LLMs and Context
Let’s start for something simple. LLMs don’t have memory.
Every time that you make a call to an LLM, you need to provide as an input all the context related to the request. The LLM will pick up this context and produce a result.
But, when using AI tools, for example a chat bot, you see that you have a conversation. And it continues the conversation and references things said before. And that is because the chat bot itself maintains and references the context back and forth. In a naive way, it stores the conversation and sends it whole to the model for each question, making the LLM understand what was discussed before and continue when it left.

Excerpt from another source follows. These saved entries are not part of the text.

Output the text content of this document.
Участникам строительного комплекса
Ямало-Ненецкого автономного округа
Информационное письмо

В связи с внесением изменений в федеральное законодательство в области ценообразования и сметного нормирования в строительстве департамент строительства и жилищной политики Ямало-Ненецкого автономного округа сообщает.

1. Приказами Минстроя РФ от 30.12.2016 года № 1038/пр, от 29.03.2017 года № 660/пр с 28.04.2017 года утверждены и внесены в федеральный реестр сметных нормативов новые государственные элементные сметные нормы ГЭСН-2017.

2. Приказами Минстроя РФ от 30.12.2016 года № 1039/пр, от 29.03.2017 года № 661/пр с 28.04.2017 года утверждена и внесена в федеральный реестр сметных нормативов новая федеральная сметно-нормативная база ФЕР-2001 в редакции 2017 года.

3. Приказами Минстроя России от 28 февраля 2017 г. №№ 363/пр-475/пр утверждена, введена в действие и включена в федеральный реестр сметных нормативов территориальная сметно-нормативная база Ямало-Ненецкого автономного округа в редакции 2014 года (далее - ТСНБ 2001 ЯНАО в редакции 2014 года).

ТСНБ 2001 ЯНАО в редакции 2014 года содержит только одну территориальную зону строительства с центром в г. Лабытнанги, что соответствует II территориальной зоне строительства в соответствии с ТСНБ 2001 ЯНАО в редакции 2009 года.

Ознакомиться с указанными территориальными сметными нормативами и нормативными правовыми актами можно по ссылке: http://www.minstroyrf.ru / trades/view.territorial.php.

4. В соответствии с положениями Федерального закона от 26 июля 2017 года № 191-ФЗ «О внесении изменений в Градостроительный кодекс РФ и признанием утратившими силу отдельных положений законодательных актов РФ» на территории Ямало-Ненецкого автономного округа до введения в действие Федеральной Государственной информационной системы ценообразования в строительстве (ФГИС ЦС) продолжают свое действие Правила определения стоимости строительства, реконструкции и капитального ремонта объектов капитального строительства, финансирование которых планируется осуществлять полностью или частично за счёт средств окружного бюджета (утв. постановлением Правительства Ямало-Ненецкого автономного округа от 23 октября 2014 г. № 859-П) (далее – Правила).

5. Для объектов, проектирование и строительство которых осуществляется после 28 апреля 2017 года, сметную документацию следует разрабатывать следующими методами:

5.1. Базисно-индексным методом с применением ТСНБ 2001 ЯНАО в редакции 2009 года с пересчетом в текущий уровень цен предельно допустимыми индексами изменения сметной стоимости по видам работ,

While the chatbot app itself can store the results, there’s a limitation in the part of the LLM on how much context can accept, which limits the length of a conversation. Currently the maximum context window in modern LLMs are around 200K tokens to 1M tokens, depending on model and price.
A token is a part of a word. You can make a round number and think that 1M tokens are about 750K words
While the context appears to be quite high, there are problems where it quickly adds up.
First of all, those numbers are the maximum context window, but not the effective one. Once you start getting over a few thousand words the quality of the responses can start to be affected. The model won’t pay attention to the whole context, but to the start and/or end of it, maybe missing important information in the middle.
Secondly, you can reach the effective limit quite quickly. You’ve probably seen that GenAI tools tend to return a lot of text. A very simple question can return 200 words or more. A complex one way more than that. Going back and forth in a conversation, or even worse, work on a project, can quickly get to 10K+ words faster than you think. Remember that each time you’re adding all the context that was generated before.
Third, your context is not just your questions. Everything that the model needs to know should be included in the context. That can be your preferences (e.g. please return always Python code by default and follow PEP8 conventions). If there are tools (what makes agent capable of producing results), they need to be added to each individual request. And each tool needs to describe what is capable of doing so the model can request its usage.
The calls add up quickly. The context grows bigger.
Managing the context becomes an important part of handling any AI tool. There are a few ideas that can be used:
- Compress elements. Reducing the amount of information that’s necessary for describing tools, for example.
- Drops parts of the context. You can explicitly avoid storing parts of the conversation if they are not relevant any more, or including them dynamically.
- Summarise the previous conversation. To keep the whole context, you can ask the LLM model to make a short summary and use that in the newer calls. LLMs are good summarising!
- Chunk the information. Instead of one big call, doing smaller ones with defined task. This is the idea behind doing a plan first (big call) and then following up (run each task independently with a smaller context)
- Avoid including all tools. Instead, dynamically add tools as they are used or requested by the LLM. Tool management is tricky, as each one makes the AI system more capable, but at the same time, consumes important context.
MCPs in particular tend to provide many tools, like 50 per MCP. Having many MCP tools available all the time is not optimal. They quickly occupy the context!
If you develop an agent, which is a loop talking with an LLM, you need to ensure that your context is always healthy for the best results, which makes the management of the context very important.
Managing the context is not only important for getting good results, but also to keep costs under control. Cost is determined by amount of tokens sent to the LLM model. Unless the model is local or in your own controlled hardware, each individual call to the LLM is costing money, and it’s more expensive the more context you add. You can imagine that with complex operations, or agents performing operations for a long time, your bill can grow quickly.
Even if you use a chatbot tool, like ChatGPT, knowing how the context works will help you to better use it and to avoid overwhelm it with too much context.